ただ君の幸いを願う 後編
「あの、宗谷さん」
「なに?」
福岡遠征だー!と騒いでいた結のトーンがわずかに下がった。
「……その、島田さんの、こと、なんですけど……」
会長たちはもう次ぎの店へと行ってしまって、外灯の下にいるのは宗谷と結の二人だけだ。
会長たちは気づかなかった。結のいつもの『島田馬鹿』の様子が、すこしおかしいことに。
「うん。島田が?」
返ってくる短い応え。
温度のない淡々とした、変わらないいつもの宗谷の声音に少しだけ安心する。
「島田、さん……その、」
「うん」
うまくきりだせない結をせかすことなく宗谷はただ何度も返事をした。
「しまださん、……さい、きん、」
気づかないふりをして、いつもどおりに振舞おうとして、それでもやっぱり心の奥底にある不安がすけてしまう。精一杯の空元気さえ、宗谷には見透かされている気がしていた。
「……さ、さいきん、……いつにもましてかっこいいですよね!!」
「そう」
「やー、楽しみだなぁー福岡!いけないけどテレビ!見るの!宗谷さんもまぁ、頑張ってくださいね」
言いたかったことはいえなかった
口に出して、明確な言葉として形をとってしまうその現実に、自分自身がうちのめされてしまいそうで。
どうしようもなく怖くて、言葉にはできなかった。
らしくない。
積極的に頑張ると決めていたのに、いざ望まぬ答えが返ってきそうになると逃げ出しそうになっている自分がイヤになる。
精一杯の笑顔で見上げた宗谷の顔が思った以上に近くから自分を覗き込んでいて、思わず一歩あとずさる。その一歩をつめるように宗谷も動く。

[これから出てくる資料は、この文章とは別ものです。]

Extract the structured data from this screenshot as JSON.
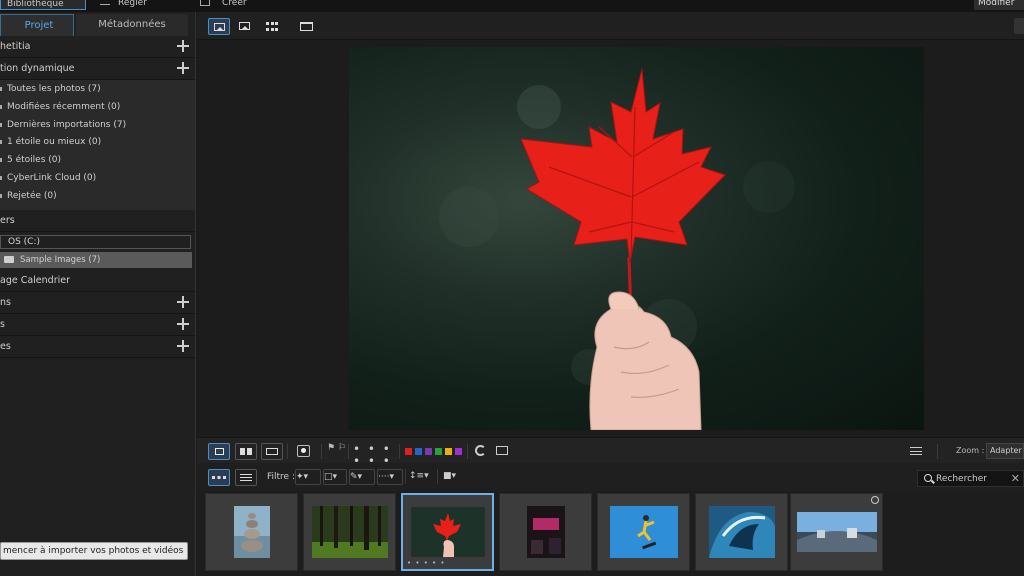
{
  "top_tabs": {
    "library": "Bibliothèque",
    "adjust": "Régler",
    "create": "Créer",
    "modify": "Modifier la"
  },
  "left_panel": {
    "tabs": [
      "Projet",
      "Métadonnées"
    ],
    "sections": {
      "quick": "hetitia",
      "dynamic": "tion dynamique",
      "folders": "ers",
      "calendar": "age Calendrier",
      "s1": "ns",
      "s2": "s",
      "s3": "es"
    },
    "dynamic_items": [
      "Toutes les photos (7)",
      "Modifiées récemment (0)",
      "Dernières importations (7)",
      "1 étoile ou mieux (0)",
      "5 étoiles (0)",
      "CyberLink Cloud (0)",
      "Rejetée (0)"
    ],
    "drive": "OS (C:)",
    "subfolder": "Sample Images (7)",
    "import_button": "mencer à importer vos photos et vidéos ici"
  },
  "toolbar": {
    "zoom_label": "Zoom :",
    "zoom_value": "Adapter",
    "stars": "• • • • • •",
    "colors": [
      "#e0201e",
      "#2a62c8",
      "#7a39b0",
      "#28a03c",
      "#e8b010",
      "#9e2fd0"
    ]
  },
  "filter": {
    "label": "Filtre :",
    "search_placeholder": "Rechercher"
  },
  "filmstrip": {
    "selected_index": 2,
    "items": [
      "rock-balance",
      "forest",
      "maple-leaf",
      "neon-sign",
      "skateboarder",
      "wave",
      "panorama"
    ]
  },
  "colors": {
    "accent": "#4a90c8",
    "leaf_red": "#e8201a"
  }
}
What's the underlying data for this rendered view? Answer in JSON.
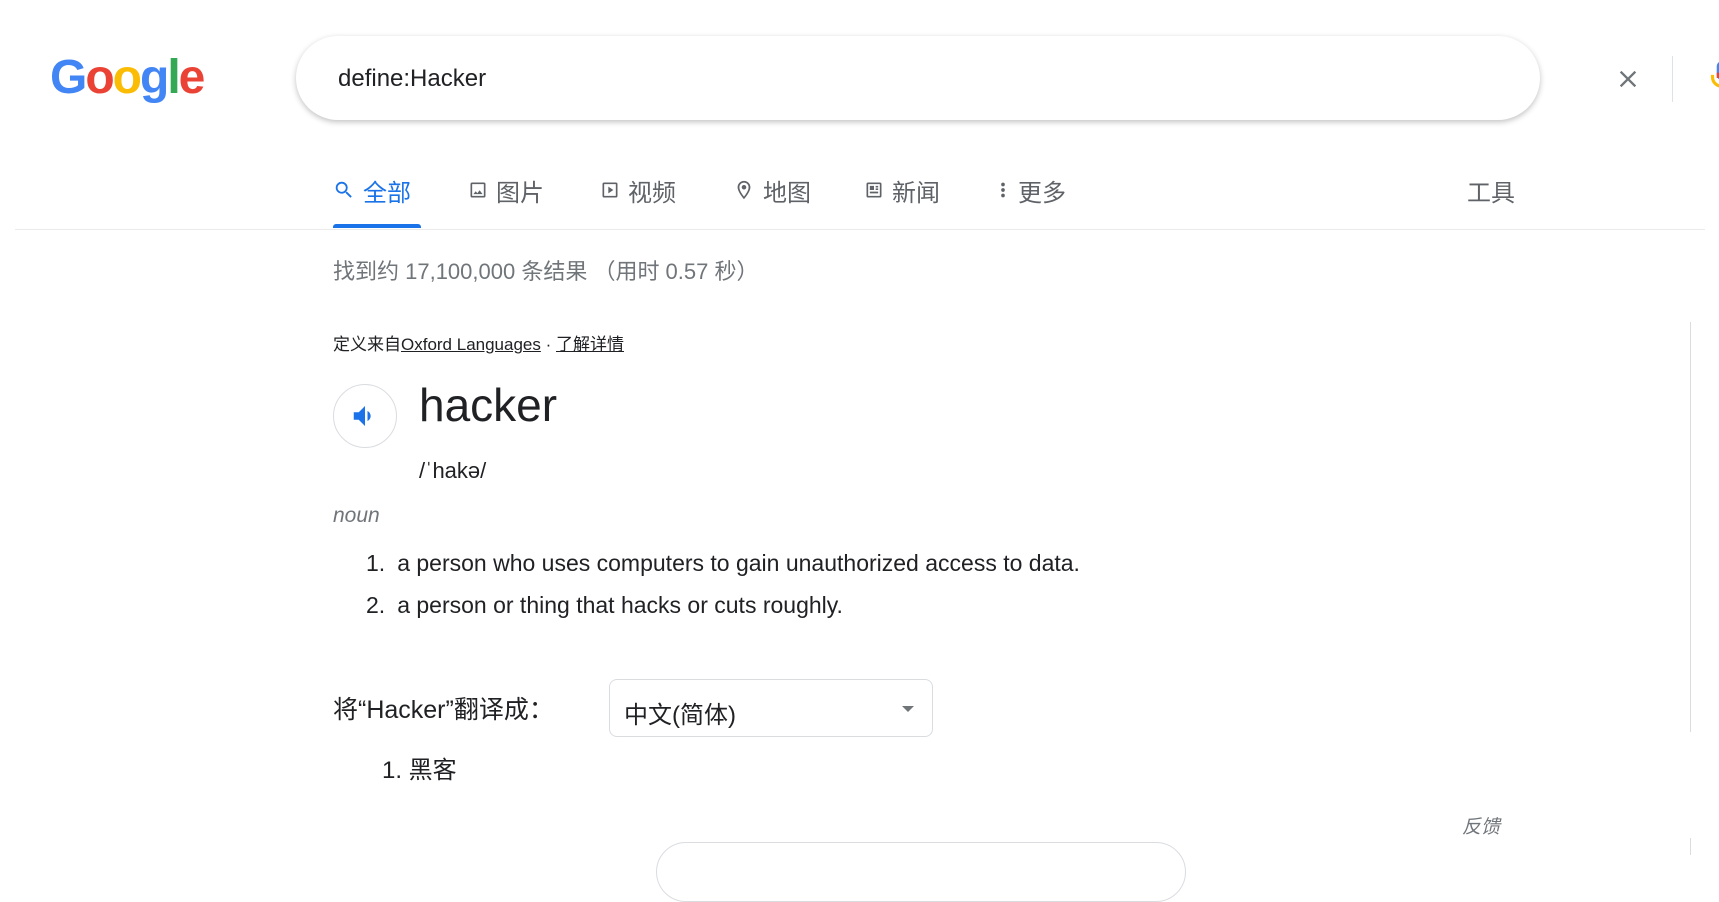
{
  "logo": {
    "letters": [
      "G",
      "o",
      "o",
      "g",
      "l",
      "e"
    ],
    "colors": [
      "#4285F4",
      "#EA4335",
      "#FBBC05",
      "#4285F4",
      "#34A853",
      "#EA4335"
    ]
  },
  "search": {
    "query": "define:Hacker"
  },
  "icons": {
    "clear": "close-icon",
    "mic": "mic-icon",
    "search": "search-icon"
  },
  "tabs": [
    {
      "label": "全部",
      "icon": "search-icon"
    },
    {
      "label": "图片",
      "icon": "image-icon"
    },
    {
      "label": "视频",
      "icon": "play-icon"
    },
    {
      "label": "地图",
      "icon": "map-pin-icon"
    },
    {
      "label": "新闻",
      "icon": "news-icon"
    },
    {
      "label": "更多",
      "icon": "more-vert-icon"
    }
  ],
  "tools_label": "工具",
  "result_stats": "找到约 17,100,000 条结果 （用时 0.57 秒）",
  "dictionary": {
    "source_prefix": "定义来自",
    "source_link": "Oxford Languages",
    "source_sep": " · ",
    "learn_more": "了解详情",
    "headword": "hacker",
    "phonetic": "/ˈhakə/",
    "part_of_speech": "noun",
    "definitions": [
      {
        "num": "1.",
        "text": "a person who uses computers to gain unauthorized access to data."
      },
      {
        "num": "2.",
        "text": "a person or thing that hacks or cuts roughly."
      }
    ]
  },
  "translate": {
    "label": "将“Hacker”翻译成：",
    "language": "中文(简体)",
    "result": "1. 黑客"
  },
  "feedback": "反馈",
  "colors": {
    "accent": "#1a73e8",
    "secondary_text": "#70757a"
  }
}
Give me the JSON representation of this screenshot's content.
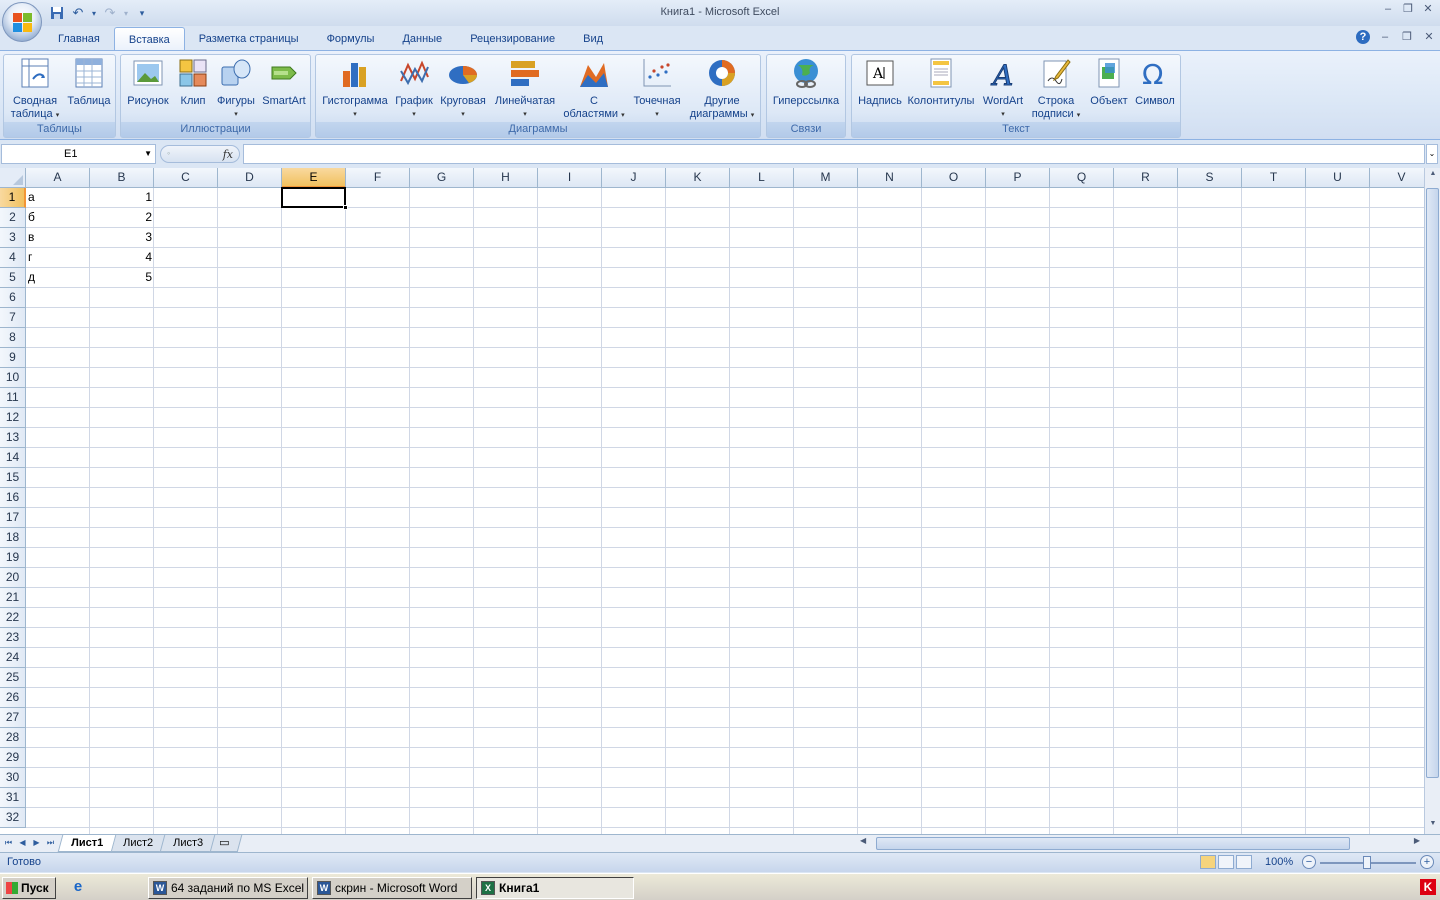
{
  "window": {
    "title": "Книга1 - Microsoft Excel"
  },
  "qat": {
    "save": "save-icon",
    "undo": "undo-icon",
    "redo": "redo-icon",
    "customize": "▾"
  },
  "tabs": [
    {
      "label": "Главная"
    },
    {
      "label": "Вставка",
      "active": true
    },
    {
      "label": "Разметка страницы"
    },
    {
      "label": "Формулы"
    },
    {
      "label": "Данные"
    },
    {
      "label": "Рецензирование"
    },
    {
      "label": "Вид"
    }
  ],
  "ribbon": {
    "groups": {
      "tables": "Таблицы",
      "illustrations": "Иллюстрации",
      "charts": "Диаграммы",
      "links": "Связи",
      "text": "Текст"
    },
    "buttons": {
      "pivot_l1": "Сводная",
      "pivot_l2": "таблица",
      "table": "Таблица",
      "picture": "Рисунок",
      "clip": "Клип",
      "shapes": "Фигуры",
      "smartart": "SmartArt",
      "column": "Гистограмма",
      "line": "График",
      "pie": "Круговая",
      "bar": "Линейчатая",
      "area_l1": "С",
      "area_l2": "областями",
      "scatter": "Точечная",
      "other_l1": "Другие",
      "other_l2": "диаграммы",
      "hyperlink": "Гиперссылка",
      "textbox": "Надпись",
      "headerfooter": "Колонтитулы",
      "wordart": "WordArt",
      "sigline_l1": "Строка",
      "sigline_l2": "подписи",
      "object": "Объект",
      "symbol": "Символ"
    }
  },
  "formula_bar": {
    "name_box": "E1",
    "fx": "fx",
    "value": ""
  },
  "columns": [
    "A",
    "B",
    "C",
    "D",
    "E",
    "F",
    "G",
    "H",
    "I",
    "J",
    "K",
    "L",
    "M",
    "N",
    "O",
    "P",
    "Q",
    "R",
    "S",
    "T",
    "U",
    "V"
  ],
  "rows": [
    "1",
    "2",
    "3",
    "4",
    "5",
    "6",
    "7",
    "8",
    "9",
    "10",
    "11",
    "12",
    "13",
    "14",
    "15",
    "16",
    "17",
    "18",
    "19",
    "20",
    "21",
    "22",
    "23",
    "24",
    "25",
    "26",
    "27",
    "28",
    "29",
    "30",
    "31",
    "32"
  ],
  "cells": {
    "A1": "а",
    "B1": "1",
    "A2": "б",
    "B2": "2",
    "A3": "в",
    "B3": "3",
    "A4": "г",
    "B4": "4",
    "A5": "д",
    "B5": "5"
  },
  "active_cell": "E1",
  "sheets": [
    {
      "label": "Лист1",
      "active": true
    },
    {
      "label": "Лист2"
    },
    {
      "label": "Лист3"
    }
  ],
  "status": {
    "text": "Готово",
    "zoom": "100%"
  },
  "taskbar": {
    "start": "Пуск",
    "items": [
      {
        "label": "64 заданий по MS Excel ...",
        "icon": "W"
      },
      {
        "label": "скрин - Microsoft Word",
        "icon": "W"
      },
      {
        "label": "Книга1",
        "icon": "X",
        "active": true
      }
    ],
    "tray": "K"
  },
  "colors": {
    "accent": "#15428b",
    "selection": "#f1c15f",
    "ribbon": "#dbe7f6"
  }
}
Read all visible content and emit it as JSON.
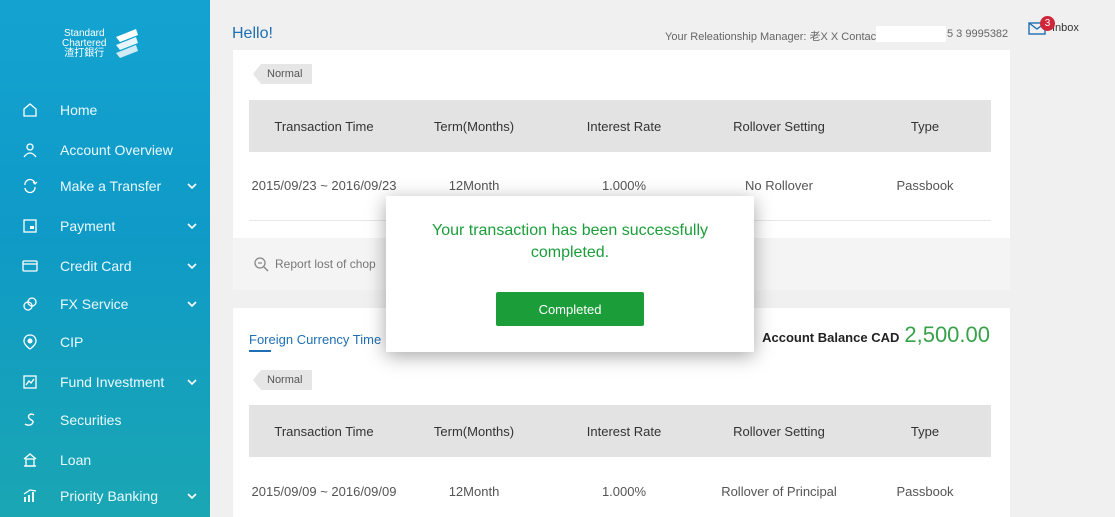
{
  "logo": {
    "line1": "Standard",
    "line2": "Chartered",
    "line3": "渣打銀行"
  },
  "sidebar": {
    "items": [
      {
        "label": "Home",
        "icon": "home-icon",
        "has_chevron": false
      },
      {
        "label": "Account Overview",
        "icon": "user-icon",
        "has_chevron": false
      },
      {
        "label": "Make a Transfer",
        "icon": "transfer-icon",
        "has_chevron": true
      },
      {
        "label": "Payment",
        "icon": "payment-icon",
        "has_chevron": true
      },
      {
        "label": "Credit Card",
        "icon": "credit-card-icon",
        "has_chevron": true
      },
      {
        "label": "FX Service",
        "icon": "fx-icon",
        "has_chevron": true
      },
      {
        "label": "CIP",
        "icon": "cip-icon",
        "has_chevron": false
      },
      {
        "label": "Fund Investment",
        "icon": "fund-icon",
        "has_chevron": true
      },
      {
        "label": "Securities",
        "icon": "securities-icon",
        "has_chevron": false
      },
      {
        "label": "Loan",
        "icon": "loan-icon",
        "has_chevron": false
      },
      {
        "label": "Priority Banking",
        "icon": "priority-banking-icon",
        "has_chevron": true
      }
    ]
  },
  "header": {
    "greeting": "Hello!",
    "relationship_text": "Your Releationship Manager: 老X X Contact",
    "phone_suffix": "5 3 9995382",
    "inbox_label": "Inbox",
    "inbox_count": "3"
  },
  "card1": {
    "tag": "Normal",
    "headers": [
      "Transaction Time",
      "Term(Months)",
      "Interest Rate",
      "Rollover Setting",
      "Type"
    ],
    "row": [
      "2015/09/23 ~ 2016/09/23",
      "12Month",
      "1.000%",
      "No Rollover",
      "Passbook"
    ],
    "report_link": "Report lost of chop"
  },
  "card2": {
    "title": "Foreign Currency Time",
    "balance_label": "Account Balance CAD",
    "balance_value": "2,500.00",
    "tag": "Normal",
    "headers": [
      "Transaction Time",
      "Term(Months)",
      "Interest Rate",
      "Rollover Setting",
      "Type"
    ],
    "row": [
      "2015/09/09 ~ 2016/09/09",
      "12Month",
      "1.000%",
      "Rollover of Principal",
      "Passbook"
    ]
  },
  "modal": {
    "message": "Your transaction has been successfully completed.",
    "button_label": "Completed"
  },
  "colors": {
    "sidebar_top": "#14a3d1",
    "sidebar_bottom": "#1aa6b3",
    "accent_blue": "#1e6fb3",
    "success_green": "#1b9e3a",
    "balance_green": "#37a24a",
    "badge_red": "#d0263a"
  }
}
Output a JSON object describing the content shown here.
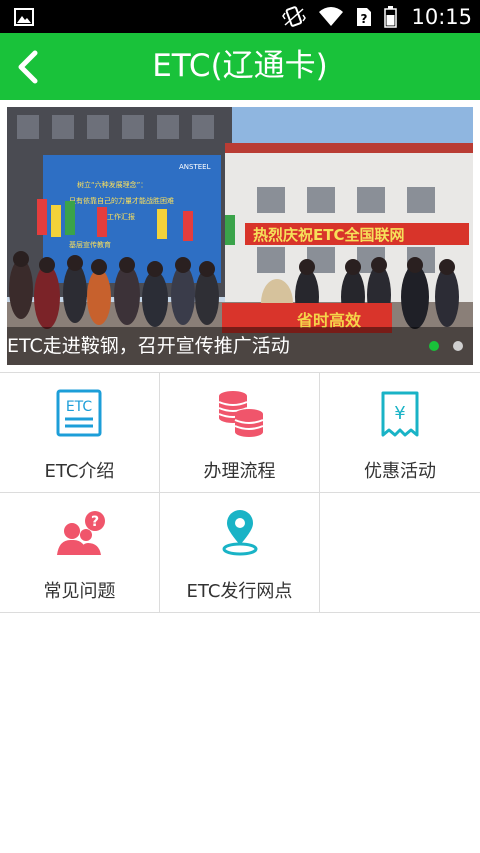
{
  "status_bar": {
    "time": "10:15",
    "icons": [
      "image-icon",
      "vibrate-icon",
      "wifi-icon",
      "no-sim-icon",
      "battery-icon"
    ]
  },
  "header": {
    "title": "ETC(辽通卡)",
    "back_icon": "chevron-left-icon",
    "color": "#19c23a"
  },
  "banner": {
    "caption": "ETC走进鞍钢，召开宣传推广活动",
    "slides_total": 2,
    "active_slide": 1,
    "photo_text": {
      "board_brand": "ANSTEEL",
      "board_line1": "树立“六种发展理念”：",
      "board_line2": "只有依靠自己的力量才能战胜困难",
      "board_line3": "工作汇报",
      "board_line4": "基层宣传教育",
      "red_banner": "热烈庆祝ETC全国联网",
      "table_banner": "省时高效"
    }
  },
  "grid": {
    "items": [
      {
        "label": "ETC介绍",
        "icon": "etc-card-icon"
      },
      {
        "label": "办理流程",
        "icon": "coin-stack-icon"
      },
      {
        "label": "优惠活动",
        "icon": "receipt-yen-icon"
      },
      {
        "label": "常见问题",
        "icon": "people-question-icon"
      },
      {
        "label": "ETC发行网点",
        "icon": "location-pin-icon"
      }
    ]
  },
  "colors": {
    "accent": "#19c23a",
    "icon_blue": "#1c9ed8",
    "icon_pink": "#f0556b",
    "icon_teal": "#19b3c6"
  }
}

そのまま、伸ばされた綺麗な手を、呆然と見つめていた。
将棋の駒を持つために生まれてきたような、その手が、指が、結の頬をそっと撫でた。
そのまま、手のひらをかえし今度は手の甲で、まるで涙を拭うようにそっと。
「そーや、さん…?」
「うん」
変わらない声と表情なのに、その手の動きだけはまるで別人みたいに優しくて、元来将棋以外は器用でないこの人が心配して甘やかしてくれているのだとわかったから切なくなる。
タイトル戦前の名人相手に、ちっぽけな自分の悩みごときで手をわずらわせている。こんな体たらくで棋士の嫁になりたいなんて言っていいわけがないのだ。
「……ごめんなさい、そーやさん」
子供で、わがままで、欲張りで、こわがりで、臆病者で。
こんな私でごめんなさい、と。
指が俯いていた結の顎にかかって、強制的に顔をあげさせる。
「謝る必要ない」
「……、でも、」
「もんだいないから」
ふっ、と浮かべられた余裕の笑み。
そうだ、この人は『宗谷冬司』なのだ。
「さすが、名人の言うことは違いますね」
思わず笑ってしまう。ようやっと、多分いつもの笑顔を浮かべることができていた。それに満足したのか、宗谷の手がゆっくりと離れていった。
「...You’re someone I’ll always wish good things for」
告げられた言葉は早口で、それもどうやら英語のようで結には聞き取れなかった。もう一度言ってくださいとゆすっても、宗谷はもう口を閉ざしたまま開こうとはしなかった。別れ際にねだっても、ぽんぽんと頭を撫でられて、もうそれ以上は聞けなかった。
けれど、ひとつだけわかったことがある。
多分、この人はきっと、自分を励ましてくれているだということ。名人として、ではない、宗谷冬司として、目の前にいる自分に真摯な言葉を送ってくれたのだということだけは、わかった。
沈んでいた気持ちが少しだけ温かくなって浮上した。